Perhaps what it comes down to is differing perceptions of what social media should be used for. When some folks log on, they see a soap box or a bully pulpit. I see a brick wall, a fern, and a microphone. We’re coming at this thing from completely different angles, you and I. While I’m trying to find the puns in today’s headlines, you’re finding the rage in those same headlines. Since I started drafting this ramble, friends have posted passionately regarding immigration reform, Cuba, the plight of the middle class, and Trump. All important topics, and all topics that I have opinions on — they’re just not why I log on to social media.

It’s not that I don’t want to read about what’s important to you, it’s just that I want to enjoy doing so. George Carlin talked almost exclusively about important stuff (blue food aside), but it was a hell of a lot of fun listening to him do so. Richard Pryor did, too, and it’s not just comedians: The Boss does a fine job of jutting his jaw and talking about the working man, as did Charles Bukowski.

I guess the point here is that we don’t have to be social media stoics who never post about anything important, but if we want people to care about what we have to say we need to bait our hooks a little better. Let’s stop inundating each other with links to cruddy articles that prove (“prove”) our points and posting hyperbolic nonsense designed to show just how much we care about our pet causes. Post about whatever floats your boat but be social about it,  because the truth of the matter is that I do care. You’re just boring the shit out of me with your preachiness.

That’s my time. Don’t forget to tip your waiters and waitresses, and try the veal unless you’re an animal rights person, in which case I’m sorry that I offended you by suggesting that you try the veal. Please don’t link me to an article detailing the horrible treatment of baby cows. You made your point much more eloquently with those cute photos that you posted last week from the farm animal sanctuary. Thanks.

Categories: op-ed

9 replies »

  1. It’s hard to spin on issues
    If there isn’t a creative bone in your body
    At least that’s my take
    That’s why it’s hard to listen to people
    That just want to whine and complain
    Instead of putting it into something creative
    As always Sheldon

    Liked by 1 person

  2. Two newbies on Fb, my mother & father (84/85 respectfully), use it to say hi (messenger is easier than e-mail right now, baby steps… baby steps) and to look up things they find interesting.
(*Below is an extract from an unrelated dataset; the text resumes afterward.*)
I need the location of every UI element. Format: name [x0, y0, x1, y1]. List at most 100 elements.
My mother has found like minded artists, that she first found through me, and now interacts with them all over this tiny globe of ours. My dad looks for great music videos and finds himself over on youtube seeing tuxedoed Japanese precision dancers in Japan, then Georgian dancers (the Georgia over there, not here), then to Greece, to the Appalachians, to well, you get the idea.

    They will willingly talk politics ON THE phone with me but we do not engage on Fb in this area. They have enough screaming through the boob tube. My nephew is passionate about this election and I quietly support him. I’m glad a 23 year old cares. I don’t need Fb to give him a pat on the back. Fb in short bursts seems to be a saner use for me.

    Being passionate about something is fine, but we as a species never would have survived if everyone was always PASSIONATE during every social occasion. Weddings, births, deaths, saturday barbecues, and all social interactions in-between have a natural flow to them, where we interact in a set natural way. The Fb you experience is the one I managed to not be logged onto for 23 days after my birthday. Did I miss the ‘passionate’ part? No. Did I miss the enjoyable natural funny/fun ‘social’ interactions of my friends? Yes.

    You, James, are one of ‘those’ friends I rely on to give me a chuckle, or have me think about something from a quieter state of mind. I just wonder how many more times I will have to hit the “Hide Post / See fewer posts like this” button before Fb gives up on me and hurls me into the socially unknowable pile? Soon I think. Until then I will patiently wait for the next – Bob Dylan Knocked Out Loaded – poster and wade through all the noise people think Fb was made for to find the gems.